10.5 LOAN ORIGINATION FEES

The Trustee may charge a reasonable loan origination fee and a reasonable annual loan maintenance fee, which shall be deducted from the Participant’s eligible accounts at the time the loan is made.

The following clarification is made to Article 13:

 

13.7 COMMUNICATIONS

Written communications to the Plan Administrator, the Plan, a Participating Employer, the Trustee, the Committee or other fiduciaries, or their agents or representatives, must be received before the expiration of any time period expressed herein or in related documents (including the summary plan description and policies and procedures for this Plan).
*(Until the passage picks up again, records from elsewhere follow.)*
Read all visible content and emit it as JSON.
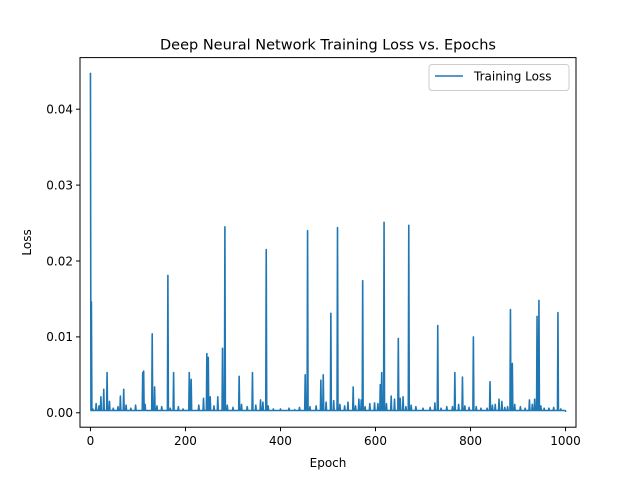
{
  "chart_data": {
    "type": "line",
    "title": "Deep Neural Network Training Loss vs. Epochs",
    "xlabel": "Epoch",
    "ylabel": "Loss",
    "xlim": [
      -22,
      1022
    ],
    "ylim": [
      -0.0019,
      0.0468
    ],
    "xticks": [
      0,
      200,
      400,
      600,
      800,
      1000
    ],
    "xtick_labels": [
      "0",
      "200",
      "400",
      "600",
      "800",
      "1000"
    ],
    "yticks": [
      0.0,
      0.01,
      0.02,
      0.03,
      0.04
    ],
    "ytick_labels": [
      "0.00",
      "0.01",
      "0.02",
      "0.03",
      "0.04"
    ],
    "grid": false,
    "legend_position": "top-right",
    "series": [
      {
        "name": "Training Loss",
        "color": "#1f77b4",
        "baseline": 0.0003,
        "spikes": [
          [
            0,
            0.0448
          ],
          [
            2,
            0.0146
          ],
          [
            5,
            0.0005
          ],
          [
            12,
            0.0012
          ],
          [
            18,
            0.0009
          ],
          [
            22,
            0.0021
          ],
          [
            28,
            0.0031
          ],
          [
            35,
            0.0053
          ],
          [
            40,
            0.0015
          ],
          [
            48,
            0.0006
          ],
          [
            58,
            0.0008
          ],
          [
            63,
            0.0022
          ],
          [
            70,
            0.0031
          ],
          [
            75,
            0.001
          ],
          [
            85,
            0.0006
          ],
          [
            95,
            0.001
          ],
          [
            110,
            0.0053
          ],
          [
            112,
            0.0055
          ],
          [
            115,
            0.0011
          ],
          [
            130,
            0.0104
          ],
          [
            135,
            0.0034
          ],
          [
            140,
            0.0009
          ],
          [
            150,
            0.0008
          ],
          [
            163,
            0.0181
          ],
          [
            168,
            0.0006
          ],
          [
            175,
            0.0053
          ],
          [
            185,
            0.0008
          ],
          [
            195,
            0.0005
          ],
          [
            208,
            0.0053
          ],
          [
            212,
            0.0044
          ],
          [
            228,
            0.001
          ],
          [
            238,
            0.0019
          ],
          [
            245,
            0.0078
          ],
          [
            248,
            0.0073
          ],
          [
            252,
            0.0021
          ],
          [
            260,
            0.0009
          ],
          [
            268,
            0.0021
          ],
          [
            278,
            0.0085
          ],
          [
            283,
            0.0245
          ],
          [
            288,
            0.001
          ],
          [
            300,
            0.0007
          ],
          [
            313,
            0.0048
          ],
          [
            318,
            0.0011
          ],
          [
            330,
            0.0008
          ],
          [
            341,
            0.0053
          ],
          [
            348,
            0.001
          ],
          [
            358,
            0.0017
          ],
          [
            363,
            0.0014
          ],
          [
            370,
            0.0215
          ],
          [
            374,
            0.0009
          ],
          [
            385,
            0.0005
          ],
          [
            400,
            0.0005
          ],
          [
            418,
            0.0006
          ],
          [
            430,
            0.0004
          ],
          [
            440,
            0.0007
          ],
          [
            452,
            0.005
          ],
          [
            457,
            0.024
          ],
          [
            462,
            0.0008
          ],
          [
            475,
            0.0009
          ],
          [
            485,
            0.0043
          ],
          [
            490,
            0.005
          ],
          [
            496,
            0.0014
          ],
          [
            506,
            0.0131
          ],
          [
            512,
            0.0016
          ],
          [
            520,
            0.0244
          ],
          [
            525,
            0.0011
          ],
          [
            535,
            0.0009
          ],
          [
            542,
            0.0014
          ],
          [
            553,
            0.0034
          ],
          [
            558,
            0.0009
          ],
          [
            565,
            0.0018
          ],
          [
            570,
            0.0017
          ],
          [
            573,
            0.0174
          ],
          [
            578,
            0.0008
          ],
          [
            588,
            0.0012
          ],
          [
            598,
            0.0013
          ],
          [
            605,
            0.0012
          ],
          [
            610,
            0.0037
          ],
          [
            613,
            0.0053
          ],
          [
            618,
            0.0251
          ],
          [
            623,
            0.0012
          ],
          [
            633,
            0.0022
          ],
          [
            640,
            0.0018
          ],
          [
            648,
            0.0098
          ],
          [
            652,
            0.0019
          ],
          [
            658,
            0.0021
          ],
          [
            664,
            0.0008
          ],
          [
            670,
            0.0247
          ],
          [
            675,
            0.001
          ],
          [
            685,
            0.0008
          ],
          [
            700,
            0.0006
          ],
          [
            715,
            0.0007
          ],
          [
            725,
            0.0013
          ],
          [
            731,
            0.0115
          ],
          [
            738,
            0.0006
          ],
          [
            750,
            0.0008
          ],
          [
            762,
            0.0008
          ],
          [
            767,
            0.0053
          ],
          [
            775,
            0.0011
          ],
          [
            783,
            0.0047
          ],
          [
            788,
            0.0009
          ],
          [
            797,
            0.0007
          ],
          [
            806,
            0.01
          ],
          [
            812,
            0.0008
          ],
          [
            822,
            0.0006
          ],
          [
            835,
            0.0006
          ],
          [
            841,
            0.0041
          ],
          [
            846,
            0.001
          ],
          [
            852,
            0.0011
          ],
          [
            860,
            0.0018
          ],
          [
            866,
            0.0015
          ],
          [
            872,
            0.0007
          ],
          [
            878,
            0.0008
          ],
          [
            884,
            0.0136
          ],
          [
            888,
            0.0065
          ],
          [
            893,
            0.0011
          ],
          [
            905,
            0.0008
          ],
          [
            915,
            0.0006
          ],
          [
            924,
            0.0017
          ],
          [
            930,
            0.0011
          ],
          [
            935,
            0.0018
          ],
          [
            940,
            0.0127
          ],
          [
            944,
            0.0148
          ],
          [
            948,
            0.0009
          ],
          [
            955,
            0.0006
          ],
          [
            965,
            0.0006
          ],
          [
            975,
            0.0007
          ],
          [
            984,
            0.0132
          ],
          [
            990,
            0.0005
          ],
          [
            995,
            0.0003
          ],
          [
            1000,
            0.0002
          ]
        ]
      }
    ]
  }
}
To the extent the Plan Administrator, the Trustee, a Participating Employer or the Plan approves the use of electronic or telephonic communications to or from Plan Participants (as permitted by the Code, or the Act, asor other applicable law), and to the extent not otherwise prohibited or provided otherwise hereunder, such electronic or telephonic communications are treated as written communications hereunder. The Plan Administrator’s (or the Plan’s, a Participating Employer’s, the Trustee’s, the Committee’s or other fiduciaries’, as applicable), or their agents’ or representatives’ records will be conclusive as to whether a communication has been sent or received and the date of such sending or receipt, unless the sender produces a United States Postal Service return receipt. The common law “mailbox rule” shall not apply to determine receipt or the date of receipt by the Plan Administrator (or the Plan, a Participating Employer, the Trustee, the Committee or other fiduciaries, as applicable), or their agents or representatives. The common law mailbox rule shall apply for all other purposes under the Plan.

Effective Dates:

 

  The changes to Section 1.72 are effective June 26, 2013.

 

  The changes to Sections 10.1 and 10.5 are effective for loans requested and issued in 2015 or later.

 

  All other changes clarify the Plan.